Исабель вернулась к посуде. Через несколько секунд она услышала, как открылась входная дверь. Исабель резко развернулась и крикнула:

— Подожди! А у тебя есть права…

Дверь захлопнулась. Исабель какое-то время смотрела в сторону двери, потом взяла под мышку бутылочку с «Лубридермом» и пошла смотреть окончание фильма. Сэм уже вернул себе право владения мячом, а Мбонго в одиночестве дулся в своем гнезде. Он надел на плечи свой новый рюкзак, объем рюкзака выдавал отсутствие мяча. Мбонго ссутулился и скрестил руки на груди. Исабель присела рядом и положила руку ему на плечо.

— Сэм забрал свой мяч обратно? — спросила она.

Мбонго скорбно смотрел прямо перед собой.

— Тебя обнять? — спросила Исабель.

Сначала он не ответил, а потом быстро-быстро показал: «Целовать, обнять. Целовать, обнять».

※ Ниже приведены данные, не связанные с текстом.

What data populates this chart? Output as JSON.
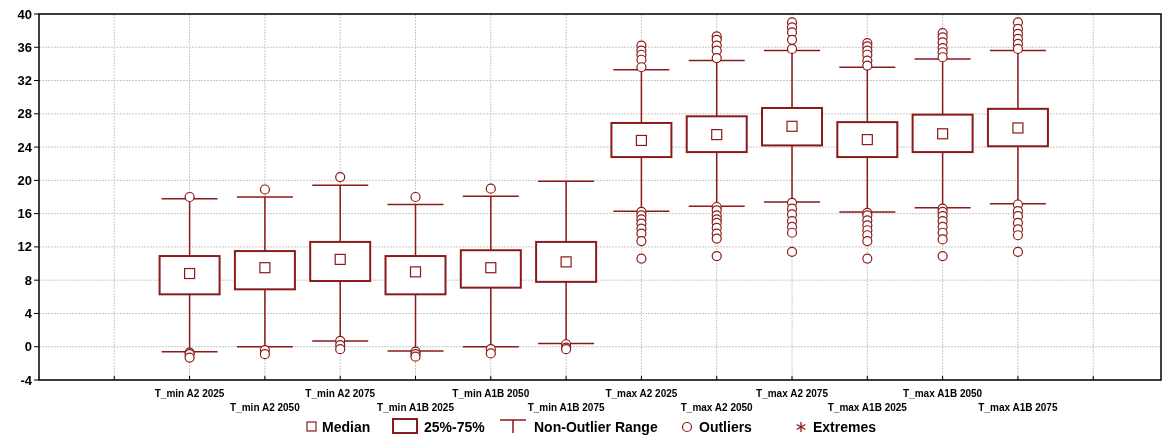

Исабель подалась вперед, взяла голову Мбонго в руки и поцеловала его в сальный лоб, а потом расправила его длинные черные волосы.

— Бедный Мбонго, — сказала она и обняла его за плечи. — Вот что я тебе скажу, завтра я принесу тебе новый мяч. Только не таскай его в зубах. Ладно?

Бонобо перестал обиженно выпячивать губы, улыбнулся и с готовностью кивнул.

— Тебя помазать маслом? Дай-ка я проверю твои руки, — сказала Исабель.

Мбонго послушно протянул ей ладони. Исабель взяла одну его руку и провела пальцами по ладони. Несмотря на то что зимой увлажнители воздуха в лаборатории работали постоянно, он не шел ни в какое сравнение с воздухом в родном для бонобо бассейне реки Конго.

— Так я и думала, — сказала Исабель.

Она выдавила на ладонь шарик «Лубридерма» и втерла его в длинную и узкую кисть бонобо.

Все бонобо одновременно повернулись в сторону входной двери.

— Что такое? — удивилась Исабель.

«Гость», — показала Бонзи.

Остальные бонобо не двигались и смотрели в одном направлении.

— Нет, это не гость. Гости уехали. Гостей нет, — сказала Исабель.

Обезьяны продолжали смотреть в одну сторону. Волосы у Сэма встали дыбом. У Исабель возникло ощущение, будто у нее по шее и по голове забегали крохотные паучки, она встала и приглушила звук телевизора.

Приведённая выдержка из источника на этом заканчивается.